Optimize multiple backward calls through part of network

My network consists of two parts, a feature extractor/convolutional upsampler and a 2D recurrent net taking the output of the upsampler and some previous activation maps (at the same resolution) producing another activation map. The RNN is running over multiple time steps (2 previous input activation maps per time step, 1 output map), all with the same upsampler output. I’m trying to backpropagate through both parts of the network at the same time without having to recompute the upsampled map at each timestep. In code my naive training loop looks like this:

for epoch in range():
    img, act_maps, target_maps = get_batch() # act_maps: T, 2, H, W, targets_map: T, H, W
    feature_map = upsample_net(img) # feature_map: 1, 128, H, W
    for in_act, target in zip(act_maps, target_maps):
        i = torch.cat((feature_map, in_act)) # i: 1, 130, H, W
        o = recurrent_net(i) # o: 1, H, W
        loss = criterion(o, target)

Obviously calling backward() T times will raise an error which retain_grads=True will suppress for the cost of incredibly slow operations as all gradients of previous time steps are carried around forever.

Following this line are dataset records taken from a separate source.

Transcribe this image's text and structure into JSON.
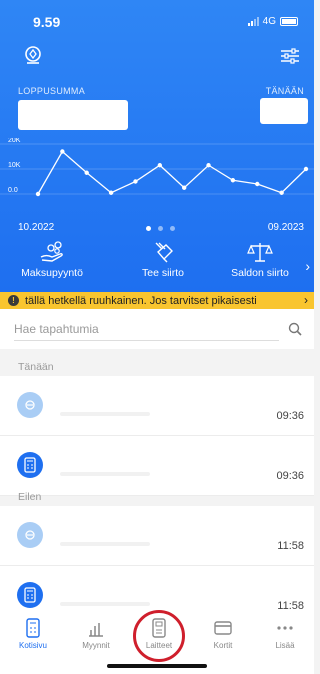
{
  "status_bar": {
    "time": "9.59",
    "network": "4G"
  },
  "summary": {
    "left_label": "LOPPUSUMMA",
    "right_label": "TÄNÄÄN"
  },
  "chart_data": {
    "type": "line",
    "title": "",
    "xlabel": "",
    "ylabel": "",
    "y_ticks": [
      "20K",
      "10K",
      "0.0"
    ],
    "ylim": [
      0,
      20000
    ],
    "x_start_label": "10.2022",
    "x_end_label": "09.2023",
    "series": [
      {
        "values": [
          0,
          17000,
          8500,
          500,
          5000,
          11500,
          2500,
          11500,
          5500,
          4000,
          500,
          10000
        ]
      }
    ],
    "grid": true
  },
  "carousel": {
    "pages": 3,
    "active": 0
  },
  "actions": [
    {
      "label": "Maksupyyntö",
      "icon": "hand-coins-icon"
    },
    {
      "label": "Tee siirto",
      "icon": "transfer-icon"
    },
    {
      "label": "Saldon siirto",
      "icon": "scales-icon"
    }
  ],
  "banner": {
    "text": "tällä hetkellä ruuhkainen. Jos tarvitset pikaisesti"
  },
  "search": {
    "placeholder": "Hae tapahtumia"
  },
  "sections": {
    "today": "Tänään",
    "yesterday": "Eilen"
  },
  "transactions": [
    {
      "time": "09:36",
      "type": "light"
    },
    {
      "time": "09:36",
      "type": "pos"
    },
    {
      "time": "11:58",
      "type": "light"
    },
    {
      "time": "11:58",
      "type": "pos"
    }
  ],
  "nav": {
    "items": [
      {
        "label": "Kotisivu",
        "active": true
      },
      {
        "label": "Myynnit",
        "active": false
      },
      {
        "label": "Laitteet",
        "active": false
      },
      {
        "label": "Kortit",
        "active": false
      },
      {
        "label": "Lisää",
        "active": false
      }
    ]
  },
  "colors": {
    "brand_blue": "#1e6ff0",
    "banner_yellow": "#f9c52f",
    "highlight_red": "#cf1f2c"
  }
}
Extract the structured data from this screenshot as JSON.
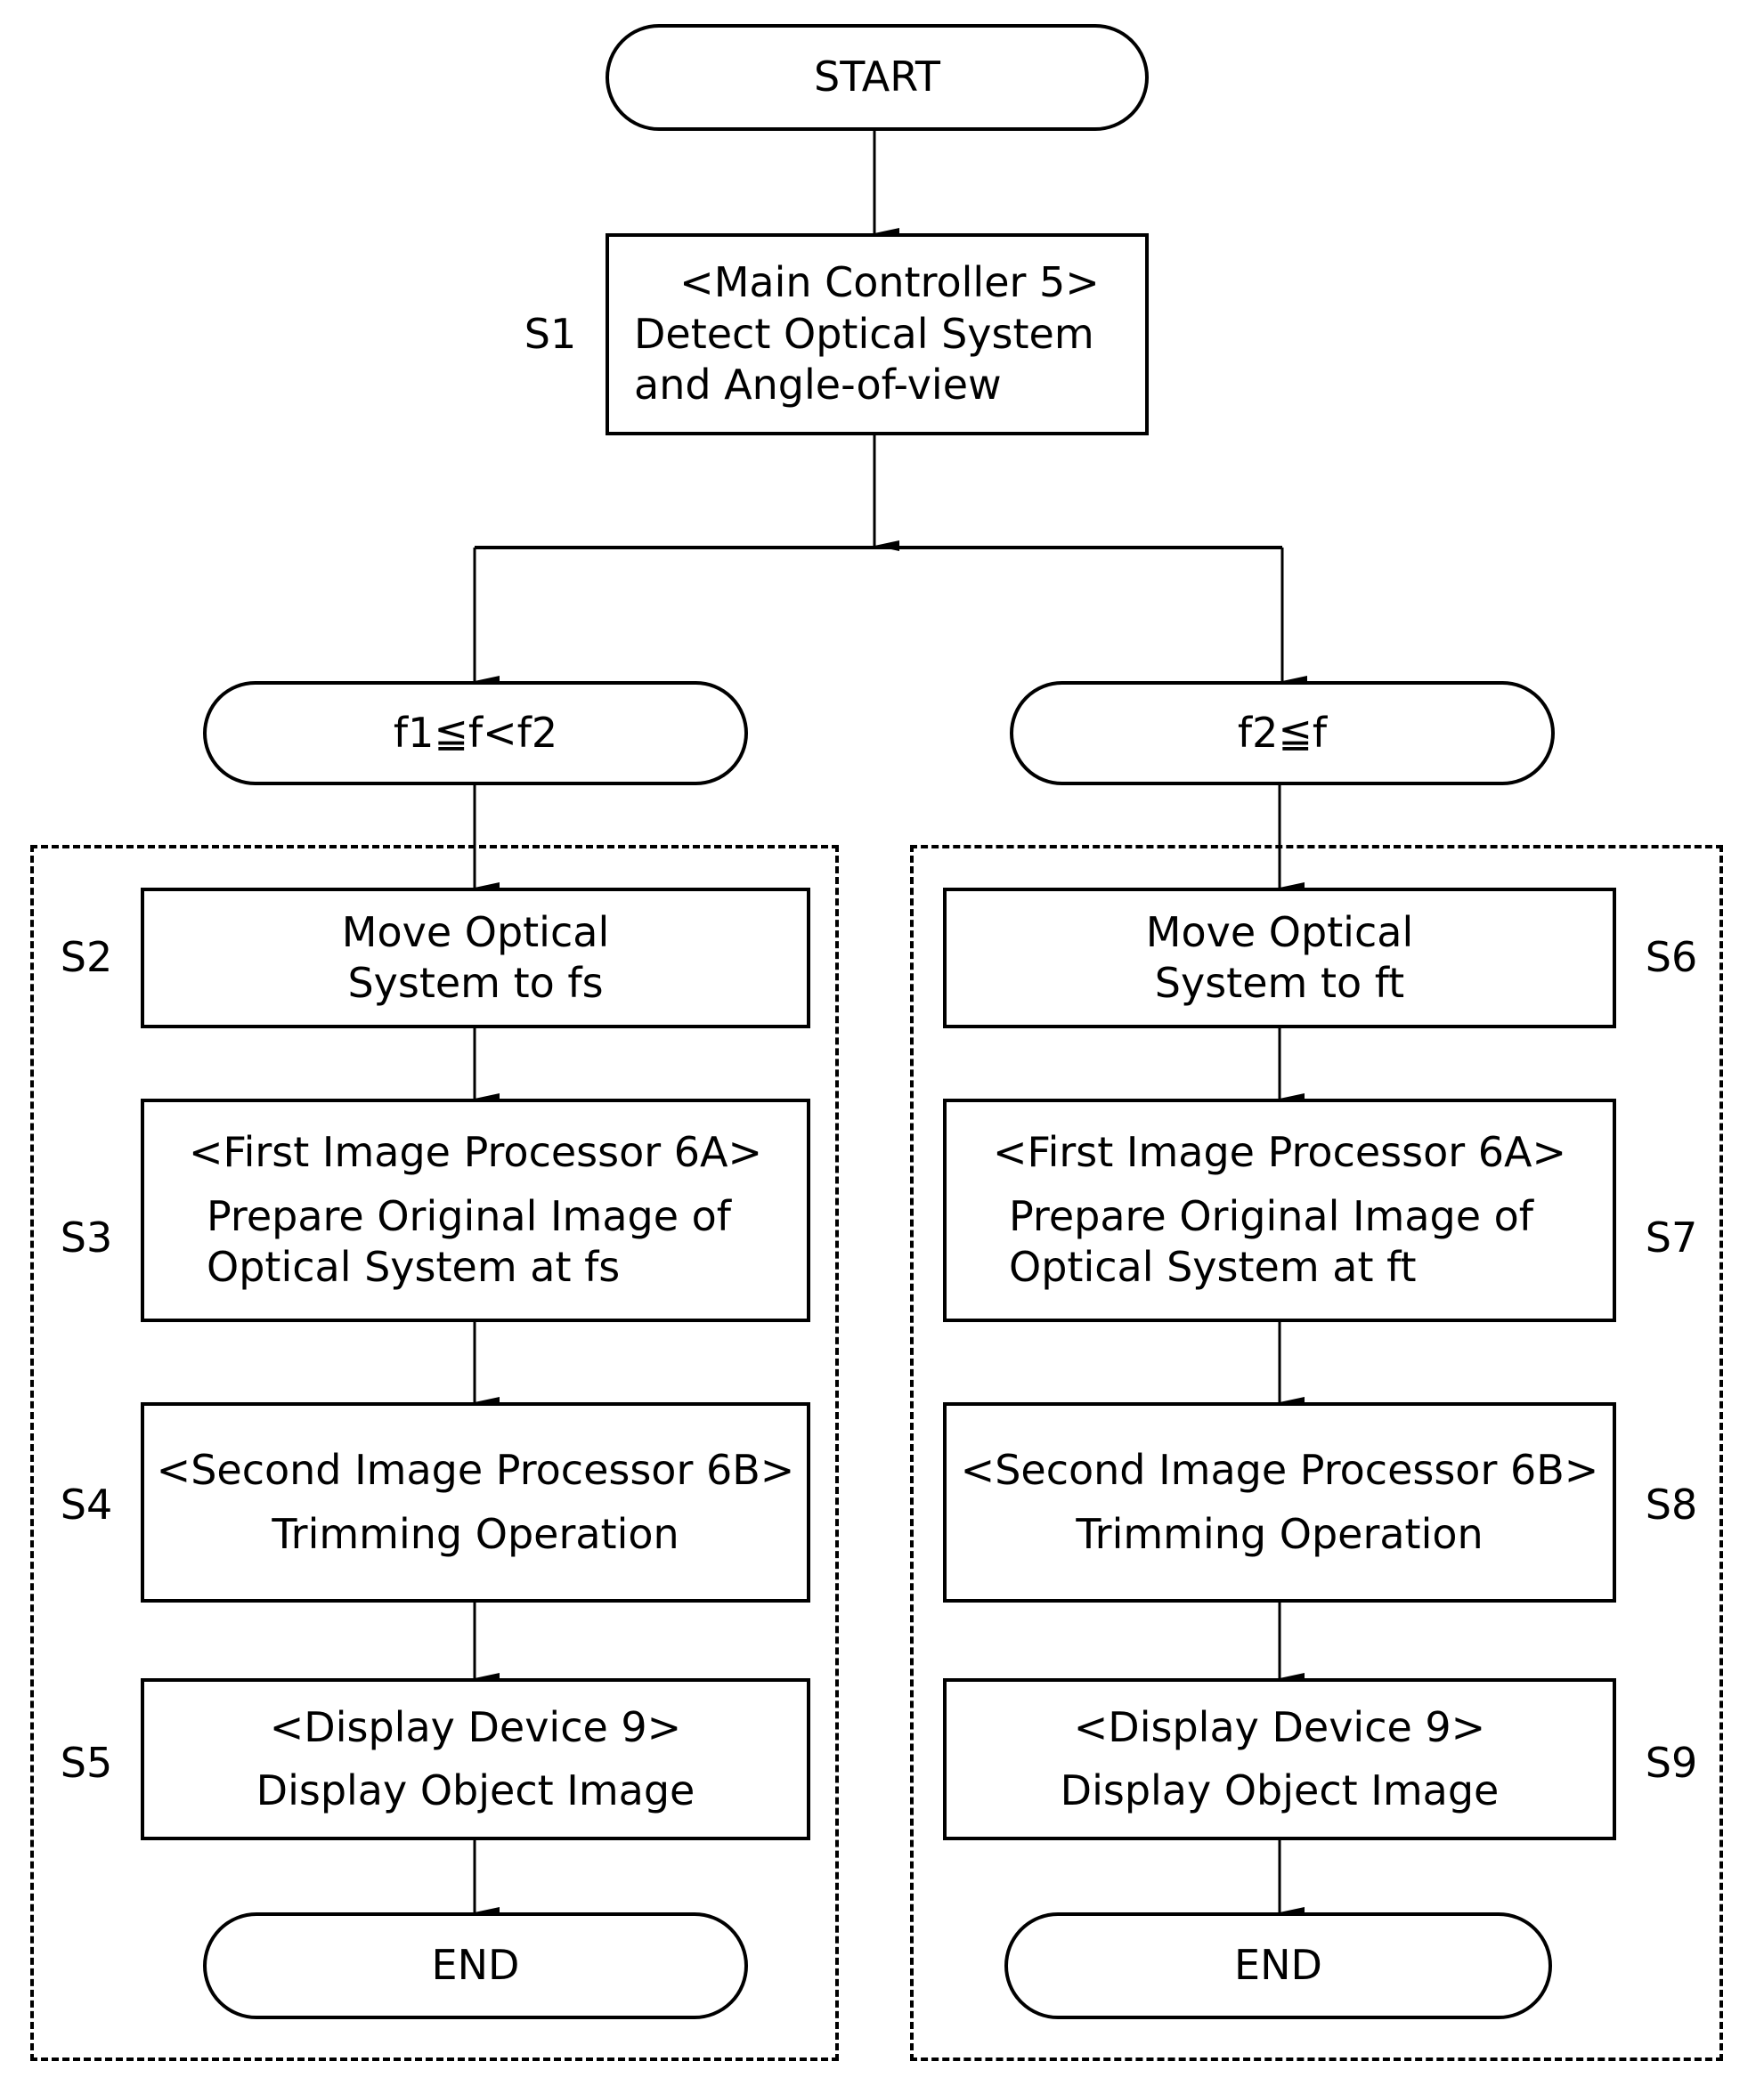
{
  "start": {
    "label": "START"
  },
  "s1": {
    "step": "S1",
    "lines": [
      "<Main Controller 5>",
      "Detect Optical System",
      "and Angle-of-view"
    ]
  },
  "branches": [
    {
      "condition": "f1≦f<f2",
      "steps": [
        {
          "step": "S2",
          "lines": [
            "Move Optical",
            "System to fs"
          ]
        },
        {
          "step": "S3",
          "lines": [
            "<First Image Processor 6A>",
            "Prepare Original Image of",
            "Optical System at fs"
          ]
        },
        {
          "step": "S4",
          "lines": [
            "<Second Image Processor 6B>",
            "Trimming Operation"
          ]
        },
        {
          "step": "S5",
          "lines": [
            "<Display Device 9>",
            "Display Object Image"
          ]
        }
      ],
      "end": "END"
    },
    {
      "condition": "f2≦f",
      "steps": [
        {
          "step": "S6",
          "lines": [
            "Move Optical",
            "System to ft"
          ]
        },
        {
          "step": "S7",
          "lines": [
            "<First Image Processor 6A>",
            "Prepare Original Image of",
            "Optical System at ft"
          ]
        },
        {
          "step": "S8",
          "lines": [
            "<Second Image Processor 6B>",
            "Trimming Operation"
          ]
        },
        {
          "step": "S9",
          "lines": [
            "<Display Device 9>",
            "Display Object Image"
          ]
        }
      ],
      "end": "END"
    }
  ]
}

I’ve tried batching everything into a single forward pass by expanding feature_map to shape T, 128, H, W and just concatenating it with act_maps but this is too memory-inefficient. Likewise I’d like to avoid using minibatches as the hidden state isn’t reinitialized between time steps and it would make my data loading code fairly convoluted.

Does anybody have a clue on how to backpropagate through the upsampling network multiple times without retaining all the autograd garbage from the recurrent net’s previous runs?